El puesto, que finalmente logra, era para dirigir un aeropuerto en desuso que se asentaba sobre las instalaciones de la antigua Base Aérea de Caudé, del Ejército del Aire, una vasta extensión que, tras quedarse obsoleta, fue vendida al Ayuntamiento de Teruel, organismo que junto a la Diputación General de Aragón es hoy por hoy el promotor de este proyecto del cual surge en 2007 el Consorcio del Aeropuerto de Teruel, entidad pública con participación del 60% de la Diputación General de Aragón y el 40% del Ayuntamiento de Teruel.

El negocio del cine y la publicidad


De repente usted ha estado en el Aeropuerto de Teruel, que dirige el grancanario Alejandro Ibrahim Perera, y no se ha dado cuenta.
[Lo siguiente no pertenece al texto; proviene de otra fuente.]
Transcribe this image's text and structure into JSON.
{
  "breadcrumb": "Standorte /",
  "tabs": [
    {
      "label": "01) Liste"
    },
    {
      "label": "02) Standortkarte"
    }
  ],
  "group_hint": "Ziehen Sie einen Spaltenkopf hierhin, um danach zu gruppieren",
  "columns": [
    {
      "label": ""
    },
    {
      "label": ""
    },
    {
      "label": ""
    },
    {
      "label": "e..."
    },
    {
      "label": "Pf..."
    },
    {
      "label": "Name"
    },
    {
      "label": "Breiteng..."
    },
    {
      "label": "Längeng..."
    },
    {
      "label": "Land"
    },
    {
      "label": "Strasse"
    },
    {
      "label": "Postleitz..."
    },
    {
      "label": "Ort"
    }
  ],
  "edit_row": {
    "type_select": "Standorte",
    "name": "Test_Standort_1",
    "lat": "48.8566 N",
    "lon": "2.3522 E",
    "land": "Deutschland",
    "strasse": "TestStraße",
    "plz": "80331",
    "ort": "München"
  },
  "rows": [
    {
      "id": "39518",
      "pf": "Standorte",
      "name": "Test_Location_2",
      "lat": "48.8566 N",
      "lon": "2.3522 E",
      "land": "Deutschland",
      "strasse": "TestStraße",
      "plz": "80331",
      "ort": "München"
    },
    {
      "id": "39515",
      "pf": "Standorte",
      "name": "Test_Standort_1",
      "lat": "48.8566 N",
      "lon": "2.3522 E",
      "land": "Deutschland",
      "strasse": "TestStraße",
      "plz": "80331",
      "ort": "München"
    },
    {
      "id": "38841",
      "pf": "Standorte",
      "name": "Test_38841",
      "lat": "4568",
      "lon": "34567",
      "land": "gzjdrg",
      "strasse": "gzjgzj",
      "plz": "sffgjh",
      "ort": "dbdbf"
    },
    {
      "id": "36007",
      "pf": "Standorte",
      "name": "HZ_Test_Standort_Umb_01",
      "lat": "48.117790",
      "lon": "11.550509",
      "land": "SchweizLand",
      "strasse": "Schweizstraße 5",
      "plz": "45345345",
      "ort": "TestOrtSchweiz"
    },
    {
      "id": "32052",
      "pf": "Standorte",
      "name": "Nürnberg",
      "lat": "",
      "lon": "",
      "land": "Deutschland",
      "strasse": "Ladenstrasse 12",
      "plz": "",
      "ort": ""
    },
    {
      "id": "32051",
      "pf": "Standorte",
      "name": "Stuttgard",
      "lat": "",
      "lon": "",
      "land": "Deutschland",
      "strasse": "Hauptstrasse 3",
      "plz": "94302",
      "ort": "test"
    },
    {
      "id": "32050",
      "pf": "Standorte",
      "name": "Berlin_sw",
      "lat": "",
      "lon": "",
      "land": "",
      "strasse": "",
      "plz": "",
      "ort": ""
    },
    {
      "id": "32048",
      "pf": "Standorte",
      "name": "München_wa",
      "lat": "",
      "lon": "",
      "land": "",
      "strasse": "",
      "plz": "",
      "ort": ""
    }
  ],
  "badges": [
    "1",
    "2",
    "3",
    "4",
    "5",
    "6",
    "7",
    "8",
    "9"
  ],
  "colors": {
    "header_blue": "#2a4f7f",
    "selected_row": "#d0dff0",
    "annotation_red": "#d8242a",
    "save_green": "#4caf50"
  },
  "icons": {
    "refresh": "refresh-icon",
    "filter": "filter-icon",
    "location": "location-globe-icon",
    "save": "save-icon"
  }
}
Porque cada vez son más los rodajes nacionales e internacionales que han empleado sus instalaciones para grabar películas, vídeos musicales o spots publicitarios -momento que recoge la imagen inferior sobre este texto-. 


Las pistas de este aeropuerto pueden presumir de haber sentido sobre su asfalto las piernas más deseadas del planeta, como por ejemplo las de la modelo Claudia Shiffer en el rodaje de un anuncio de una marca de coches; o las de los futbolistas Lewandowski, El Shaarawi y Gareth Bale, que rodaron en Teruel el spot del juego FIFA 14, el primer título de la saga desarrollado por EA Sports para Xbox One y PS4. Un año después fue el lugar escogido para localizar 'Sometimes I feel so deserted', videoclip de The Chemical Brothers, y hace poco eran José Mota y Pepe Viyuela quienes filmaban allí su nuevo largometraje García y García, que dirige la cineasta navarra Ana Murugarren.


“Es muy complicado encontrar unas instalaciones aeroportuarias como las nuestras, disponibles para filmar durante todo el año y tanto por la mañana como por la noche”, cuenta Alejandro Ibrahim sobre la oferta extra que aporta el Aeropuerto de Teruel a este tipo de clientes “que mueven equipos enormes y dejan también mucha riqueza en la ciudad”.


En el aeródromo turolense se rodaron los anuncios de Mercedes Clase C, Volvo Trucks, Opel Corsa y Honda Inner Beauty New Civic Tourer, entre otras marcas.